The headphones I used in the tutorial are Sony behind-the-neck style sports headphones - just because I had them laying around. It doesn't matter what kind of headphones you use, as long as they are over-the-ear style with a big, round driver. Earbuds won't work because they can't produce enough sound. You can take ANY paid of headphones and hack them up like I did in the tutorial

You can use any kind of ear muff protectors you like, but I much prefer running the wire through the headband. I once made a pair and tried zip-tying it all in place, which works, but didn't look nearly as nice.

First off, thank you Dsjackson for the great build. The instructions were perfect. I had no soldering experience and made it from your instructions.

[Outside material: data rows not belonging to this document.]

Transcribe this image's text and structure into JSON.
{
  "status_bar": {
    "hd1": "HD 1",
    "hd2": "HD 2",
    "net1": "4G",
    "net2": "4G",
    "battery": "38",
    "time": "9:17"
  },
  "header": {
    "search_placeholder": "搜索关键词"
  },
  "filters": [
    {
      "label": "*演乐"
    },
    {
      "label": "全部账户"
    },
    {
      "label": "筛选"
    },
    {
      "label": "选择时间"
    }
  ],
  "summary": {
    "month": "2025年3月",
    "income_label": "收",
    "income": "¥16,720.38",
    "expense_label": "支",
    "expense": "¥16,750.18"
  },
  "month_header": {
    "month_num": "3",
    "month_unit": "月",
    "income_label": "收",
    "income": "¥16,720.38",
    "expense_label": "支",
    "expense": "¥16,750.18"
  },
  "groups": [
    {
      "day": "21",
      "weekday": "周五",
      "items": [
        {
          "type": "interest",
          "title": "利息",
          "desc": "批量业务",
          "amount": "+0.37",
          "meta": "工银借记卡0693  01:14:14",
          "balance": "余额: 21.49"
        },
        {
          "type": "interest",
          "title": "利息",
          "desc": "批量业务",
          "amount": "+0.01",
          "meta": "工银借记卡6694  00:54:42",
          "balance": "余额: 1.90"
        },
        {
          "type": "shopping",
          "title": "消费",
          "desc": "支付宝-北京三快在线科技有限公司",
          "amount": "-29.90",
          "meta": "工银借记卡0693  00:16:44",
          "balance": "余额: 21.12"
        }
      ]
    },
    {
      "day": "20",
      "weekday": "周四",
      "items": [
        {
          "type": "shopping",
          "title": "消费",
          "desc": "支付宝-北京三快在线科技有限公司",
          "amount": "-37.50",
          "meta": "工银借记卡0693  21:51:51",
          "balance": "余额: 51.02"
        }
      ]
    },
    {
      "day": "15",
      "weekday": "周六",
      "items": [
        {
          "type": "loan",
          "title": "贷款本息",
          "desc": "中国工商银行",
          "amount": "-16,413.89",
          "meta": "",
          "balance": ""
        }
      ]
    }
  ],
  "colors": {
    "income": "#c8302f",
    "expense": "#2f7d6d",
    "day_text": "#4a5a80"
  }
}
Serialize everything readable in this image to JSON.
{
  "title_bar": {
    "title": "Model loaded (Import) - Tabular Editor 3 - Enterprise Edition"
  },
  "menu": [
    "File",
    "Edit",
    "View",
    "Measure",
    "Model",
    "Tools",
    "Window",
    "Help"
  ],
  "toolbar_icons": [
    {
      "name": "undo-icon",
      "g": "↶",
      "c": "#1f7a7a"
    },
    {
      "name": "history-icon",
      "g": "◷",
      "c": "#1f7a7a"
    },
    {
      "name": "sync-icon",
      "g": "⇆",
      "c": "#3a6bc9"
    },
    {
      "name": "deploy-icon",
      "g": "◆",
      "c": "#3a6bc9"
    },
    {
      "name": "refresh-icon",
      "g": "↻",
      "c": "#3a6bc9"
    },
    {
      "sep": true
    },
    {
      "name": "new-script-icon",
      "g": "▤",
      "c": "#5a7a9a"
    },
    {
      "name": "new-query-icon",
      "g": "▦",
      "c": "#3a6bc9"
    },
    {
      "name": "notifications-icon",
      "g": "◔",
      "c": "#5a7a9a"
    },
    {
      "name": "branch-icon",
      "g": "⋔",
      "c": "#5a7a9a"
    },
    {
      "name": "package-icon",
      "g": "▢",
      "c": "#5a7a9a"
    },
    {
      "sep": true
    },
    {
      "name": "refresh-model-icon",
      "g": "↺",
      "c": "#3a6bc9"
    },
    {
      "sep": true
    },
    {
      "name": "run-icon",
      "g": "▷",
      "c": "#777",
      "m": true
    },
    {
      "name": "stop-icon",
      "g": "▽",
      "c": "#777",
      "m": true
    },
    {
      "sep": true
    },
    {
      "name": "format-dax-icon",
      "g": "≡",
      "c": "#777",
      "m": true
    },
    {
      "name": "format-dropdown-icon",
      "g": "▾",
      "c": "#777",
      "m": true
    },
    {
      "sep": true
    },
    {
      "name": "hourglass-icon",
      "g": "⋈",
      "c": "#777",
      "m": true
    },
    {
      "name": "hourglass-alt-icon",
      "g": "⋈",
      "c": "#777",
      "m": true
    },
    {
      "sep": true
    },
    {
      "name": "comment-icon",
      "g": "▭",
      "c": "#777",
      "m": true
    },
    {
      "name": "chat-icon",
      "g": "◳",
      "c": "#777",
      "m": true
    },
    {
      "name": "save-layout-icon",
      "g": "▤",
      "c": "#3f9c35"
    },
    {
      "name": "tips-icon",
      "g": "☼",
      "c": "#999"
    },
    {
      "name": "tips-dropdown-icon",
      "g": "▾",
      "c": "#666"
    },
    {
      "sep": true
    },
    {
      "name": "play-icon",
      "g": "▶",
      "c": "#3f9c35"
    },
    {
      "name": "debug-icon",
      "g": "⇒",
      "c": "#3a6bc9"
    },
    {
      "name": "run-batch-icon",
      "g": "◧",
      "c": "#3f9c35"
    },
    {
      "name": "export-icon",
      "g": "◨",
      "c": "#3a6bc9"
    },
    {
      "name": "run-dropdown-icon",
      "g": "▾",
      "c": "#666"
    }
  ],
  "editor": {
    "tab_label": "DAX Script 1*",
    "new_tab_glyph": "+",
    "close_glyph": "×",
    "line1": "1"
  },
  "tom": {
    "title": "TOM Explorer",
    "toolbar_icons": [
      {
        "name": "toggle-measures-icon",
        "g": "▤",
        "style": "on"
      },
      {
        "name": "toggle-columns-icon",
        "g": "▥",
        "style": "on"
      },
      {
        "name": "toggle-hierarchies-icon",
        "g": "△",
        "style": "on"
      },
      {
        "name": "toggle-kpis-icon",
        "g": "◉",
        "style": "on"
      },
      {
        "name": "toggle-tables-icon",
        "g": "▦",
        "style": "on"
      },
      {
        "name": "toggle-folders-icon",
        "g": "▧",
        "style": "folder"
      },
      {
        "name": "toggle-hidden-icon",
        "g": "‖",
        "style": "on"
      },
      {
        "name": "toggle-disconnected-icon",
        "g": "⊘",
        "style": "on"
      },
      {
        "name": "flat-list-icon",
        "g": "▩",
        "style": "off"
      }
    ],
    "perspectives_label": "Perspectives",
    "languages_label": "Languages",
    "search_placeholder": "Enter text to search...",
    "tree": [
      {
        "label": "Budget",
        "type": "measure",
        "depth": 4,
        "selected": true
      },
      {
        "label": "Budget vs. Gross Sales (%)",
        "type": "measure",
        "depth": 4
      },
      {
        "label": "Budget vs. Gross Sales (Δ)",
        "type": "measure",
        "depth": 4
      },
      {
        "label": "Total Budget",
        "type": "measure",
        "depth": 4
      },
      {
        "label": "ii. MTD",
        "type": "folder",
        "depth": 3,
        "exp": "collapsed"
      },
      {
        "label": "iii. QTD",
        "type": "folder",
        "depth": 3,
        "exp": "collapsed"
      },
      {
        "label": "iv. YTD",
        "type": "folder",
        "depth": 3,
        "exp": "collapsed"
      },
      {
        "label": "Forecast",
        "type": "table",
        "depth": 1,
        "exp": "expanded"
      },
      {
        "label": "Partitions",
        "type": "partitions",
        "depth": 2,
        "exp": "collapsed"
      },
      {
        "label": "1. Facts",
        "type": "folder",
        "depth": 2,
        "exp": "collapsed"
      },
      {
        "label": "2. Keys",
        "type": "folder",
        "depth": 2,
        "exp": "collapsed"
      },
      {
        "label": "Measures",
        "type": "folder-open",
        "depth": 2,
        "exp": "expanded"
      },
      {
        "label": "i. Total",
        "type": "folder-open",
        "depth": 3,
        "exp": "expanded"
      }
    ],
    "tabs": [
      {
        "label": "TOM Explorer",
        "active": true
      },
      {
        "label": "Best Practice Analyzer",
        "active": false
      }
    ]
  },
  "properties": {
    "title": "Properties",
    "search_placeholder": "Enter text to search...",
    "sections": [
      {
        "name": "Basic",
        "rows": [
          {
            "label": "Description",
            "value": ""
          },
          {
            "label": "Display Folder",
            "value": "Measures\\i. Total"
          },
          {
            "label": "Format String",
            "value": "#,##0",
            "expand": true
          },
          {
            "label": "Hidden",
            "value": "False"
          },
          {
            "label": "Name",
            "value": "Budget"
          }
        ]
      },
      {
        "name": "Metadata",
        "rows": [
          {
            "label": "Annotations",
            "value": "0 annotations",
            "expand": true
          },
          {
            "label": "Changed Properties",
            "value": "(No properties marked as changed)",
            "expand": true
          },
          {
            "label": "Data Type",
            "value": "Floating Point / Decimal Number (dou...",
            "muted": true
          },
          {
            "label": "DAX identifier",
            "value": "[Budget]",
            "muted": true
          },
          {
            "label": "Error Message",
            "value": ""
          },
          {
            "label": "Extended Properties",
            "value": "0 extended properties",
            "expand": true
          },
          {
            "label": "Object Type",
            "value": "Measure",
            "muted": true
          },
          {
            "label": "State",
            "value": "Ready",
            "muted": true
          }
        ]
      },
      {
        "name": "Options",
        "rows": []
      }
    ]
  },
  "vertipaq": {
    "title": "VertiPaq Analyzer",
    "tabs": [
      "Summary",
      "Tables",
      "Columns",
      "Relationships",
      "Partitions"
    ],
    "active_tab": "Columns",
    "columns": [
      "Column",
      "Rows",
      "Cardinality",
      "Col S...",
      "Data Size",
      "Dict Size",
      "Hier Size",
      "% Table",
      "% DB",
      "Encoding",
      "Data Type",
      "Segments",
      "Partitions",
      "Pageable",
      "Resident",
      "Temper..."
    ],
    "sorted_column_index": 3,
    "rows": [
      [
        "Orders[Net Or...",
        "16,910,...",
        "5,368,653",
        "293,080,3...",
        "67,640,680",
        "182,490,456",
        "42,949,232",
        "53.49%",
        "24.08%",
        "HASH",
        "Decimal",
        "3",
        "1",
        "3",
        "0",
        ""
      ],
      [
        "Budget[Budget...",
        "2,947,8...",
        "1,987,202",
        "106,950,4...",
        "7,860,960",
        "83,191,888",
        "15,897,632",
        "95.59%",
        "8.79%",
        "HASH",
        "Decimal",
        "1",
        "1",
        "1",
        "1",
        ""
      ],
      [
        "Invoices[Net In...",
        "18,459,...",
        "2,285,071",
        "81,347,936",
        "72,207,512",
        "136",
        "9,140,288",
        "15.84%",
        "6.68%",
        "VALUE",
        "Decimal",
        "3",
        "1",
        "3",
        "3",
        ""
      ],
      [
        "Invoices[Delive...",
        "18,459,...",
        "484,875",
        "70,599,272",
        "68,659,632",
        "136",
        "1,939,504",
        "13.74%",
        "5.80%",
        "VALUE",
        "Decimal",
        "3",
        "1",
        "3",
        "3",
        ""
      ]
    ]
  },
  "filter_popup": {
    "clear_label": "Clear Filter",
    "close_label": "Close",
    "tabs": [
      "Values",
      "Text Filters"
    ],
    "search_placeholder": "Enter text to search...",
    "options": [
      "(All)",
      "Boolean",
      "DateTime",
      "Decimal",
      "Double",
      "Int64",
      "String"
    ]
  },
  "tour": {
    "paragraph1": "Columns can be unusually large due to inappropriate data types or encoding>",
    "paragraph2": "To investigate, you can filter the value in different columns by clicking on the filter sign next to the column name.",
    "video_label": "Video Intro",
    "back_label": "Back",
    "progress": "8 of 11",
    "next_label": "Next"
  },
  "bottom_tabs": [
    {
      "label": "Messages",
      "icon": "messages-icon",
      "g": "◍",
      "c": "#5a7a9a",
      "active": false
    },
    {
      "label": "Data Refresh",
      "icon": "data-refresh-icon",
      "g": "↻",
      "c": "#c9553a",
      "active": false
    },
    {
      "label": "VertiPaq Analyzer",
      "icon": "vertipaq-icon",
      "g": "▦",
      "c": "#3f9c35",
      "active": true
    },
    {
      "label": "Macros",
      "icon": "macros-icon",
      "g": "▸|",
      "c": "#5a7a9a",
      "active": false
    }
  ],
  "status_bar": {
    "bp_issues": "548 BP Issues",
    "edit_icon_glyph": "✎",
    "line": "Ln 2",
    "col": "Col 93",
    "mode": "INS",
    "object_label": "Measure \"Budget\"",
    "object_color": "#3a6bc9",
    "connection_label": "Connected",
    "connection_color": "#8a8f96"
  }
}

For anyone building it, my hardest part was getting the ear muffs back in with the headphones inside. If you make sure that the headphones fit flush in there from the start, it is a lot easier. Also, put the headphones in BEFORE you put the muffs back in. When you put the muffs in, crinkle the foam around the headphones first (think wrapping an apple in a napkin that isn't big enough). Then lower one side in at a 45 degree angle, making sure to keep the entire headphones crinkled like when you began. Then put in the other side of the same headphone. Repeat for the other ear.

This helped a lot.

Thanks again for the great build, Dsjackson. Great sound. Great Instructable.

These are so awesome, it's almost unsettling. It's an awesomely unsettling experience. The closest comparison I can think of is the old-school headsets in music stores, except the sound is exponentially more crisp and clear and the outside noise is COMPLETELY blocked.

Simple Idea, usually the best. Closest thing out there commercially are racing radio headphones, stupid expensive, not stereo. I'm building a pair this weekend.
Well executed and a fantastic Instructable. A touch of humor makes everything better.Thank You

AMAZING sound quality. You can not buy a set to sound and perform better. Thanks for the post you truly changed my life for literally 25 bux!! You Rock!

Very thorough instructions, easy to follow. This guy definitely knows his way around a set of headphones!! Thanks for the great post!!

Love mine! Great isolation. Terrific sound.

I did this with Peltor Optime and Sony zx110. I did not watch this instruction before. I installed the driver inside the muffs without putting back their back cover since it would not fit in. The headphone are working but the sound is now really thin and lacks bass. I guess the driver need its back cover as a resonant chamber?

I've got a stack of old headphones (well only the speakers and cables) laying in my closet and just ordered a pair of earmuffs so this is going to be fun.